Who Is A Pandit? — According To Vidura
A Pandit is someone who doesn’t abandon an initiated task!
The surface of the internet is where most of its users dwell with most never ever diving below the first few inches. This means, the information there is merely the information prevalent, not relevant.
That surface defines a Pandit as:
a man with specialised knowledge or a teacher of any field of knowledge in Hinduism, particularly the Vedic scriptures, dharma, or Hindu philosophy…
and a Pundit as:
an expert in a particular subject or field who is frequently called on to give opinions about it to the public.
(We see them everywhere these days, talking about politics, economy, sports, etc.)
NOW THAT WAS A PREVALENT INFORMATION.
LET’S TALK ABOUT THE RELEVANT NOW:
The term Pundit is a useless modification of the term Pandit apart from as a tool to separate Hindu Pandits from the modern entertainment clowns. The Pandit then, means a person of knowledge. But what kind of knowledge?

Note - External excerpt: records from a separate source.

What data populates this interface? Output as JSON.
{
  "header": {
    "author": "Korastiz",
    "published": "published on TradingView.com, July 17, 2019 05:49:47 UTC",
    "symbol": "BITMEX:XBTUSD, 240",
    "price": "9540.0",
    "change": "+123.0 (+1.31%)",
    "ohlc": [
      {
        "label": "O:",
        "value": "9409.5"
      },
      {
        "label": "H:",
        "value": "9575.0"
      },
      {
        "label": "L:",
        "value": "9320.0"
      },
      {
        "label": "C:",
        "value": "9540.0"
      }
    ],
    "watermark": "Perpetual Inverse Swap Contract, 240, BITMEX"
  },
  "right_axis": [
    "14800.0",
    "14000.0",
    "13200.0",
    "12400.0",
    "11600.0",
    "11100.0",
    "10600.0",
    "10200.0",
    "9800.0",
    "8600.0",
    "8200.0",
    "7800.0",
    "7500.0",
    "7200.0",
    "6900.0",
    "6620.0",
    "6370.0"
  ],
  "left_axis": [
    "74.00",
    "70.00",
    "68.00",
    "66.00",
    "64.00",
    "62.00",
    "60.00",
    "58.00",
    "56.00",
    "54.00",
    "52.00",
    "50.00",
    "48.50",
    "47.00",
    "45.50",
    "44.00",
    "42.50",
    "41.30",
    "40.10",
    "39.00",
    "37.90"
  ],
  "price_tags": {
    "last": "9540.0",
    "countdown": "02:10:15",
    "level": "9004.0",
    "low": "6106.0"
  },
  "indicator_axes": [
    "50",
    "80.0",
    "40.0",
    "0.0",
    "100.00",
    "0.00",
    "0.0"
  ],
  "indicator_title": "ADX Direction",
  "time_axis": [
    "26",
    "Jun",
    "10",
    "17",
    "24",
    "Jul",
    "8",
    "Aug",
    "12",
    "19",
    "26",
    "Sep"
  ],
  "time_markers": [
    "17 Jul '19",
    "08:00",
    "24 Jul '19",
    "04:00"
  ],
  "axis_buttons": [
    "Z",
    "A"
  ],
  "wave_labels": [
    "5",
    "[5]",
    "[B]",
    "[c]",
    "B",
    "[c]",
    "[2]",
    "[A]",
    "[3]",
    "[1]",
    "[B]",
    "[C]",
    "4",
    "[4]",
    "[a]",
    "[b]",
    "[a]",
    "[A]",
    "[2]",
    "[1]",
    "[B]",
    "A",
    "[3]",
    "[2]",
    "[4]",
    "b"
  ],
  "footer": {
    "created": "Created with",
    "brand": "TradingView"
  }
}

Let’s see the characteristics of a Pandit as described by Vidura, one of the initial Pandits from Hindu mythology Mahabharata.
Vidura was the third son of Ved Vyasa.
In Mahabharata, Satyavati and Shantanu gave birth to Chitrangad and Vichitravirya. After the death of Shantanu, Chirtangad became the king but didn’t survive.
The daughters of the king of Kashi, Ambika and Ambalika, were forced to be wed the succeeding king, Vichitravirya by Satyavati. He, too, passed away without leaving an heir. Satyavati then invited her other son Ved Vyasa to join Ambika and Ambalika in bed after realizing the situation was critical. Because Vyasa was unable to refuse his mother’s request, he agreed.
Ambika couldn’t look at Vyasa during sex since he looked fearsome — as a forest dwelling Rishi would! Similarly, Ambalika got pale at his sight. Those two gave birth to the blind Dhritarastra and the weak Pandu respectively. Satyavati wasn’t pleased with all this so she requested Ambika and Vyas once more. This time, however, Ambika sent her servant Vanita who had a complete and satisfied sex with Vyasa. From her, Vidura — a dharmatma, and a wise one was born.
His lineage from the servants meant he couldn’t be the king, so he spent his life as an advisor and prime minister in the Kuru court.
These descriptions of a Pandita come from Vidura-Niti, a collection of lessons and advice he offered to Dhritarashtra.
- A Pandit is someone who has the knowledge of his true situation and has the strength to persevere through hardships and pain (1:20)
- A Pandit is someone who isn’t influenced by anger, happiness, pride, shame and who doesn’t consider himself to be the best (1:22)
- A Pandit is someone whose actions are known to others only after they have been carried out (1:23)
- A Pandit is someone whose works are immune to the effects of heat, cold, fear, love, lust, and wealth (1: 24)
- A genius pays close attention to what is being said and grasps it right away. Following that, he begins to Purushartha. He never makes uninformed comments about other people. A Pandit is someone who possesses these qualities(1:27)
- A Pandit doesn’t lust over the unattainable. He doesn’t worry about things lost or damaged. He isn’t intimidated by hard times (1:28)
- A Pandit first decides to do something, and only then does he actually start doing it. He doesn’t stop the task mid-way and doesn’t waste his time. A Pandit has self-control (1:29)
- Pandits show interest towards real deeds. They do action that is beneficial and promotes welfare. They refrain from interfering with actions carried out for the benefit of others (1:30)
- A Pandit is one who neither displays excessive joy at being respected nor sings songs of self-glorification or becomes enraged while being treated with contempt. (1:31)
- A Pandit is someone who can speak eloquently, debate in a variety of ways, is rational, and can use examples from different scriptures to illustrate their points.(1:33)
- A Pandit is someone whose knowledge and reasoning follow each other and who values the dignity of deserving people (1:34)
- A person who isn’t arrogant in spite of great knowledge and wealth is a Pandit (1:45)
13. An arrow from an archer may or may not strike its target, but the wisdom from a wise person can destroy not just the king but an entire nation (1:48).